Maass independently discovered ESNs while trying to mathematically model the behavior of feedback circuits in the brain. While Jaeger's black-box networks only use a highly simplified model of a neuron, Maass' model has more realistic neurons that communicate using trains of voltage spikes. Maass called these nonlinear systems "liquid-state networks," comparing them with the surface of a liquid.
For example, when a sugar cube is dropped into a cup of coffee, the surface begins to undulate in a complex pattern that gradually diminishes in amplitude until it reaches the original zero state. A similar phenomenon occurs when a reservoir of feedback neural nets are given a single-input set of data. Given a time-series of input events, the continual agitation of the liquid stores a running history of the input sequence, giving the network a built-in memory.
Maass has formulated a general mathematical model called a liquid-state machine, similar to the universal Turing machine model of digital computers.
Such liquid-state computers can be shown to be universal for time-series prediction in the sense that they can implement any time-invariant filter with fading memory.
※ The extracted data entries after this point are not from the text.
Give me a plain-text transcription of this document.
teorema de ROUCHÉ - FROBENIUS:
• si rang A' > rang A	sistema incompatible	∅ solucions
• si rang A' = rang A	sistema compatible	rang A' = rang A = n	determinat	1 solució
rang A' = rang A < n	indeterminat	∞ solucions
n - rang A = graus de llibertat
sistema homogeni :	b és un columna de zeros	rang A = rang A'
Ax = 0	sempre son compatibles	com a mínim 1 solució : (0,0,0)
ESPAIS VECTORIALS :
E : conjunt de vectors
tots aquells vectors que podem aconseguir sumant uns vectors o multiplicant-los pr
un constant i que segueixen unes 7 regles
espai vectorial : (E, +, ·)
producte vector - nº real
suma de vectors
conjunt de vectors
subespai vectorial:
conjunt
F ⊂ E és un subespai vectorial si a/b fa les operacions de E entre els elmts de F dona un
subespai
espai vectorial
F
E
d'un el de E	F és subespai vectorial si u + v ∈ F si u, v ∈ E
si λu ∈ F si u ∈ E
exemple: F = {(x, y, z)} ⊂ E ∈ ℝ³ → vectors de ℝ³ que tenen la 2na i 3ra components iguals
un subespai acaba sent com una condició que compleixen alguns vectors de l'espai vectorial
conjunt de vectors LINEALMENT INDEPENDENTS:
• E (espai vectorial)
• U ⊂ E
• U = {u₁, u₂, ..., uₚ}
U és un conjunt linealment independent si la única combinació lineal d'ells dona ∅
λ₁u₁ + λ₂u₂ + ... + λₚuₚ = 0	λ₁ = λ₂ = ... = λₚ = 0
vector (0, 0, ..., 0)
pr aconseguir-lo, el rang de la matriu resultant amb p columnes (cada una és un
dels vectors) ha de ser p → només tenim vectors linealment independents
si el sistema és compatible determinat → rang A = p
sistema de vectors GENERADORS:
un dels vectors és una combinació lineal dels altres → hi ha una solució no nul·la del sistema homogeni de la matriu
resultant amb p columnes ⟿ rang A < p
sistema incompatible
Those specifications cover any nonlinear filter that could be designed for real-world time series.
Actual liquids are not good models with which to work, however, when it comes to creating liquid-state computers. Although a convenient metaphor, liquids are modeled as a collection of nearest neighbors (the water molecules) acting on one another. Neural networks offer more complex interactions, which are needed to mimic the neural activity actually seen in nature. To solve that problem, Maass tried substituting some realistic models of neurons communicating with voltage spike trains along with models of synaptic connections. The input and output from the "liquid" network was also modeled as realistic spike trains. The goal was to see if the whole system would exhibit the type of signal processing found in the brain.
Experiments with quite simple neural nets revealed a wide variety of network activity. It was discovered that a small reservoir of neurons could implement any finite-state machine, a computational approach that is used to process time series in engineered control systems. To verify the generality of these networks, Maass chose a series of randomly selected finite-state machines and found that in each case, its operation could be reproduced by adjusting only the weights of the output neurons.